WHEN CHANGE DOES AND DOES NOT HAPPENS 
People rarely change just from hearing better arguments. That fact is true in religion and politics. People change when they feel safe, respected, and emotionally understood. Only then do they relax their defenses and become emotionally ready to consider new information. And then, after they are emotionally ready to entertain new information, how they receive information depends on group identity, sense of belonging, and moral emotions (e.g. guilt, empathy, pride, shame, hope, etc.) These inner factors shape which facts feel believable, and which should be ignored or attacked.

Here are three good rules of thumb about when and how change happens:

  • Deep change requires that internal emotional and relational conditions be satisfied first; only then is someone ready to accept intellectual arguments that include facts, logic and reason.
  • If a foundation of trust and psychological safety is not established first, worthy, verifiable facts and reasoning may backfire by harden existing views instead of changing hearts and minds.
  •  These conditions evolve slowly via shared, lived experience (e.g., personal crisis, empathetic encounters, etc.), not just evangelistic rhetoric.

Most political and religious evangelism practices do not follow these principles. Activists always look for a quick response to their logic and reason because they are convinced of the undeniable irrefutability of their logic and reason. In their prideful, self-righteous minds, anyone who refuses to believe as they do is stupid, ignorant or stubborn. This explains why most political/religious evangelism is so unfruitful.

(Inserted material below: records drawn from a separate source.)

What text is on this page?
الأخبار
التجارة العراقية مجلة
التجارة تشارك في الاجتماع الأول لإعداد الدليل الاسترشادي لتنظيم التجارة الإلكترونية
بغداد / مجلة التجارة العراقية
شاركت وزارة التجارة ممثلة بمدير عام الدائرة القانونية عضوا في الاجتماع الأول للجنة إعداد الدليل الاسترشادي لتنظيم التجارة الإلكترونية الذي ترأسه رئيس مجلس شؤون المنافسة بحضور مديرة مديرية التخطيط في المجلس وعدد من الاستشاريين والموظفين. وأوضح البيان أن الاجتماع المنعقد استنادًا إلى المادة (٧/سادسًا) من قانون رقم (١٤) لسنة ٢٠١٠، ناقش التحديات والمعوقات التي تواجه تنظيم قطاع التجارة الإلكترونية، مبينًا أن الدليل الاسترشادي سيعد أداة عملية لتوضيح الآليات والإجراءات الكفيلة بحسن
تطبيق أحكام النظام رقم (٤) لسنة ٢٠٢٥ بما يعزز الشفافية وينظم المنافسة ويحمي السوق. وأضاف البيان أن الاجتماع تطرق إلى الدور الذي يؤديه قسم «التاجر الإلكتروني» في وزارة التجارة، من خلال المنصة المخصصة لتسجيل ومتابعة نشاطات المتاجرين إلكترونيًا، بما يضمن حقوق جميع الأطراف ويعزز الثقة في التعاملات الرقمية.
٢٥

Even though these efforts yield little movement between religions or political parties, evangelism is a fixture in both religion and politics because it energizes believers, reinforces group identity, and signals loyalty — whether or not evangelism measurably grows the flock or the voter base.

This bi-directional dynamic is especially problematic in America’s politically divided culture. Many journalists and academics have tried to explain why America is divided with facts acquired through interviews, focus, groups and polling. One problem with this strategy for gaining understanding is that these research tools are not able to diagnose deep, complex issues like mental health, psychology and character. The bigger problem is that research cannot expose self-righteous pride. Because pride is an internal issue, it is not easily diagnosed.

Strategies for religious and political change that do not recognize how pride affects the change process will be ineffective. Activists must understand how pride in both the evangelizer and person evangelized are indomitable obstacles to positive change.